Les réglages du ventilateur sont continuellement modifiés. Ces paramètres incluent le pourcentage d’oxygène passant dans les poumons du patient (l’air que nous respirons contient environ 20% d’oxygène, mais les ventilateurs peuvent fournir jusqu’à 100% d’oxygène si nécessaire). Il comprend également le volume d'air administré, souvent en fonction de la taille du patient, à quelle pression cet oxygène est administré, à quel débit et à quel débit. De plus, des variables telles que le débit de ventilation déclenché par le patient par rapport au débit entièrement exécuté par la machine peuvent varier, selon la fonction pulmonaire du patient et selon qu'il existe ou non une capacité résiduelle pour le patient de générer des respirations par lui-même. Ces paramètres sont continuellement évalués par des spécialistes hautement qualifiés, qui modifient les médicaments, les paramètres de ventilation et le positionnement du patient (sur le dos ou sur le ventre – décubitus dorsal ou couché) en fonction de l'état clinique minute à minute du patient. Je ne saurais trop insister sur le fait que, bien que ces ventilateurs mécaniques soient indispensables, ce ne sont que des machines qui collectent la poussière sans que les experts ne les exécutent. Et en plus de tous les réglages du ventilateur et des titrages des médicaments critiques qui traversent les veines du patient, ces tubes endotrachéaux en plastique nécessitent des soins. Ils doivent être refixés, repositionnés et aspirés régulièrement, parfois aussi souvent que plusieurs fois par heure.
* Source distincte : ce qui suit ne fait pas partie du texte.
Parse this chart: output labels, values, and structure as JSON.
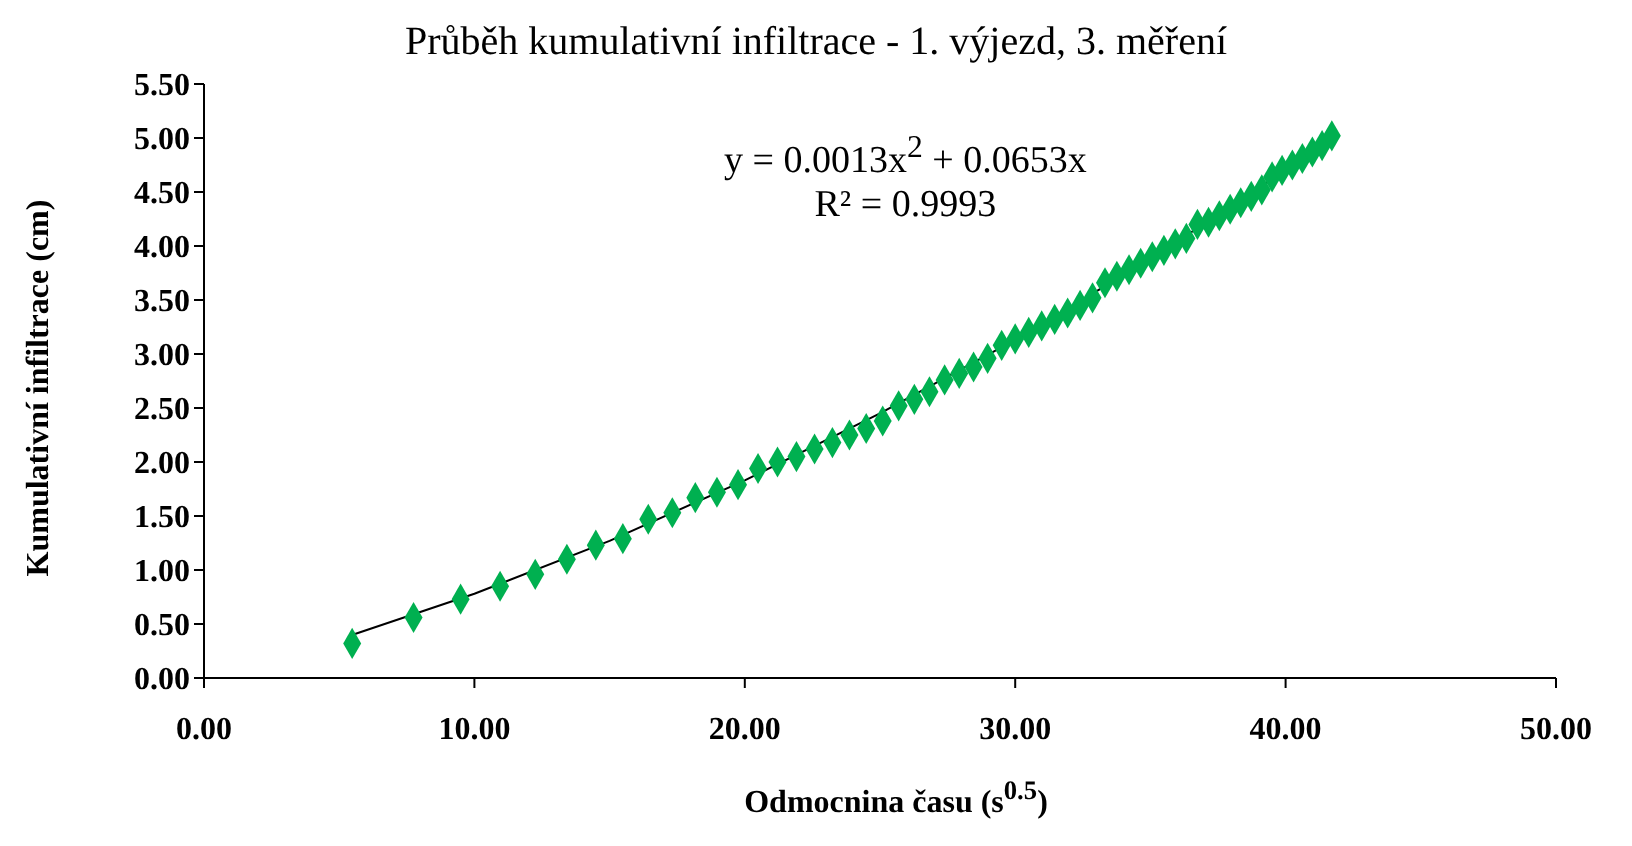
{
  "chart_data": {
    "type": "scatter",
    "title": "Průběh kumulativní infiltrace  - 1. výjezd, 3. měření",
    "xlabel": "Odmocnina času (s$^{0.5}$)",
    "ylabel": "Kumulativní infiltrace (cm)",
    "annotations": [
      "y = 0.0013x$^{2}$ + 0.0653x",
      "R² = 0.9993"
    ],
    "xlim": [
      0,
      50
    ],
    "ylim": [
      0,
      5.5
    ],
    "xticks": [
      {
        "value": 0,
        "label": "0.00"
      },
      {
        "value": 10,
        "label": "10.00"
      },
      {
        "value": 20,
        "label": "20.00"
      },
      {
        "value": 30,
        "label": "30.00"
      },
      {
        "value": 40,
        "label": "40.00"
      },
      {
        "value": 50,
        "label": "50.00"
      }
    ],
    "yticks": [
      {
        "value": 0,
        "label": "0.00"
      },
      {
        "value": 0.5,
        "label": "0.50"
      },
      {
        "value": 1,
        "label": "1.00"
      },
      {
        "value": 1.5,
        "label": "1.50"
      },
      {
        "value": 2,
        "label": "2.00"
      },
      {
        "value": 2.5,
        "label": "2.50"
      },
      {
        "value": 3,
        "label": "3.00"
      },
      {
        "value": 3.5,
        "label": "3.50"
      },
      {
        "value": 4,
        "label": "4.00"
      },
      {
        "value": 4.5,
        "label": "4.50"
      },
      {
        "value": 5,
        "label": "5.00"
      },
      {
        "value": 5.5,
        "label": "5.50"
      }
    ],
    "grid": false,
    "legend": false,
    "marker": "diamond",
    "series": [
      {
        "color": "#00b050",
        "x": [
          5.48,
          7.75,
          9.49,
          10.95,
          12.25,
          13.42,
          14.49,
          15.49,
          16.43,
          17.32,
          18.17,
          18.97,
          19.75,
          20.49,
          21.21,
          21.91,
          22.58,
          23.24,
          23.87,
          24.49,
          25.1,
          25.69,
          26.27,
          26.83,
          27.39,
          27.93,
          28.46,
          28.98,
          29.5,
          30.0,
          30.5,
          30.98,
          31.46,
          31.94,
          32.4,
          32.86,
          33.32,
          33.76,
          34.21,
          34.64,
          35.07,
          35.5,
          35.92,
          36.33,
          36.74,
          37.15,
          37.55,
          37.95,
          38.34,
          38.73,
          39.12,
          39.5,
          39.87,
          40.25,
          40.62,
          40.99,
          41.35,
          41.71
        ],
        "values": [
          0.32,
          0.56,
          0.73,
          0.85,
          0.96,
          1.1,
          1.23,
          1.29,
          1.47,
          1.53,
          1.67,
          1.72,
          1.79,
          1.94,
          2.0,
          2.05,
          2.12,
          2.18,
          2.25,
          2.31,
          2.38,
          2.52,
          2.58,
          2.65,
          2.76,
          2.82,
          2.88,
          2.96,
          3.08,
          3.14,
          3.2,
          3.26,
          3.32,
          3.38,
          3.45,
          3.52,
          3.66,
          3.72,
          3.78,
          3.84,
          3.9,
          3.96,
          4.02,
          4.07,
          4.2,
          4.22,
          4.28,
          4.34,
          4.4,
          4.46,
          4.52,
          4.64,
          4.7,
          4.75,
          4.81,
          4.87,
          4.93,
          5.02
        ]
      },
      {
        "type": "line",
        "color": "#000000",
        "marker": "none",
        "x": [
          5.5,
          10,
          15,
          20,
          25,
          30,
          35,
          41.7
        ],
        "values": [
          0.4,
          0.78,
          1.27,
          1.83,
          2.45,
          3.13,
          3.88,
          4.98
        ]
      }
    ]
  }
}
Encore une fois, ce sont des professionnels formés et non des machines.

Même les patients gravement malades peuvent se détacher des respirateurs et récupérer. Le pourcentage de patients COVID-19 qui l'ont fait avec succès a varié de pourcentages à un chiffre à plus de 50%. Pouvoir se détacher d'un ventilateur est aussi une décision prise par des professionnels, pas par des machines. Les patients doivent montrer des signes d'amélioration de la fonction pulmonaire, ce qui signifie que le ventilateur ne fournira qu'un soutien minimal à leur respiration, qu'il est suffisamment fort et qu'il pourra respirer suffisamment d'oxygène, même avec un masque facial, pour maintenir des niveaux d'oxygène suffisamment élevés dans le sang.

Que fait le ventilateur pour vous si vous avez un coronavirus COVID-19 ?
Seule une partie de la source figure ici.